И все-таки я с отрадой, многим незнакомой, читал и о цистернах с цветочным одеколоном по 10 тонн каждая, и о баках с духами по 500 килограммов, и о производственных планах — выпустить в 1940 году 31 миллион флаконов духов и 64 миллиона флаконов одеколона. Вот каким бы мог быть консьюмеристский социализм, всерьез озабоченный благосостоянием трудящихся, а не мировым господством диктатуры пролетариата и первичности материи.

И ведь когда власть задумывалась о трудящихся хотя бы даже и в пропагандистских целях, что-то начинало же получаться!

«В последний предвоенный год будто наступил потребительский бум. Появились „показательные” универмаги на Даниловской площади, на Добрынинской площади, даже в далекой Марьиной Роще. Там можно было приобрести ткани суконно-шерстяные, шелковые, льняные, хлопчатобумажные, готовую верхнюю одежду, обувь, трикотаж, головные уборы и даже „дамские манто из черного каракуля” — высший шик по тем временам.  У этих универмагов было несколько филиалов. Скажем, на Таганской площади открылся филиал Москворецкого показательного универмага. Основное здание было на Даниловской площади. Филиал на Таганской торговал тканями, платьем, обувью, бельем и трикотажем. А более скромный филиал на Большой Тульской — тканями и клеенкой. Первым, главным, лучшим из лучших был показательный универмаг на Петровке, 2 — ЦУМ или ЦПУ, Центральный показательный универмаг, бывший магазин Мюра и Мерилиза. На Петровке, 6 размещался его филиал.
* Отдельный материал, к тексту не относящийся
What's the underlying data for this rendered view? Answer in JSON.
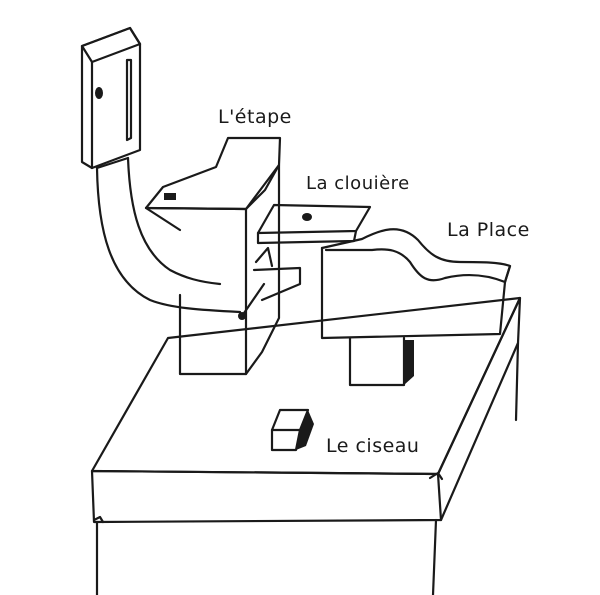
{
  "labels": {
    "etape": "L'étape",
    "clouiere": "La clouière",
    "place": "La Place",
    "ciseau": "Le ciseau"
  },
  "colors": {
    "ink": "#1a1a1a",
    "paper": "#ffffff"
  }
}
В ЦУМе обеспеченным советским гражданам предлагали „большой выбор товаров улучшенного ассортимента”: „Дамские шелковые и шерстяные платья новых фасонов, юбки и блузки, дамские жакеты из мерлушки и кролика под котик, демисезонные пальто, дамскую модельную обувь”. ЦУМ и другие показательные универмаги работали с девяти утра до восьми вечера, без выходных: приходите и покупайте, товарищи, если деньги есть! Состоятельные дамы покупали нежный мадаполам на белье, полупрозрачные, нарядные шифон и маркизет — на платья и блузки. В моду надолго вошел крепдешин, в то время еще довольно дорогой материал из натурального шелка».
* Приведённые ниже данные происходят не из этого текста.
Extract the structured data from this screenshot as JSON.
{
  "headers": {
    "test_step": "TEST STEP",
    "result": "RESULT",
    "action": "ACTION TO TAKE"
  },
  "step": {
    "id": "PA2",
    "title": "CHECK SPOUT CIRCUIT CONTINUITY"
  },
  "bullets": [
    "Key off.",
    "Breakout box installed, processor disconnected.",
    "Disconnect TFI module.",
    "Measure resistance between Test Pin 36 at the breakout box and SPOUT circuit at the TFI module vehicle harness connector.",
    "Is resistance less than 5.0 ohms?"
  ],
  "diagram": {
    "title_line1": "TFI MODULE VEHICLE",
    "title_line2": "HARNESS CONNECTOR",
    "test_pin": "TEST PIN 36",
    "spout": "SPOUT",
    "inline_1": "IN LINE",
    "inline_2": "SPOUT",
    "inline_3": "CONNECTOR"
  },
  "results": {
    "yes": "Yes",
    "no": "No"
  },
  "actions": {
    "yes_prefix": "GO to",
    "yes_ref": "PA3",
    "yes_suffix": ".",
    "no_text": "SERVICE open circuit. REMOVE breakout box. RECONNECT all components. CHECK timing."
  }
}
Читается все это как поэма. Печальная поэма: а счастье было так возможно!

Или все-таки невозможно? Невозможно переключиться на масло вместо пушек? Воевали же и до эпохи исторического материализма, воюют и после, хотя уже давно все, что можно завоевать, гораздо дешевле купить. Интересы приходят и уходят, а понты бессмертны.

Ну а для того, чтобы добиться подъема в искусстве, и вовсе ничего не требовалось — достаточно было его не душить.

Но, опять-таки, разве т. н. социалистическая культура непременно требовала, чтобы ею руководило жлобье? Ведь социализм с его презрением к доходности как раз и мог бы козырять перед интеллигенцией Запада невиданной свободой творчества, художественного экспериментирования…

И это ровно ничему не препятствовало бы — ни пушкам, ни маслу, а мешало бы только начальственным понтам.

Если бы не они, Георгий Эфрон мог бы сделаться ценнейшим членом общества. Например, посредником между СССР и Западом. Вроде Эренбурга, только лучше, считает автор «Парижских мальчиков».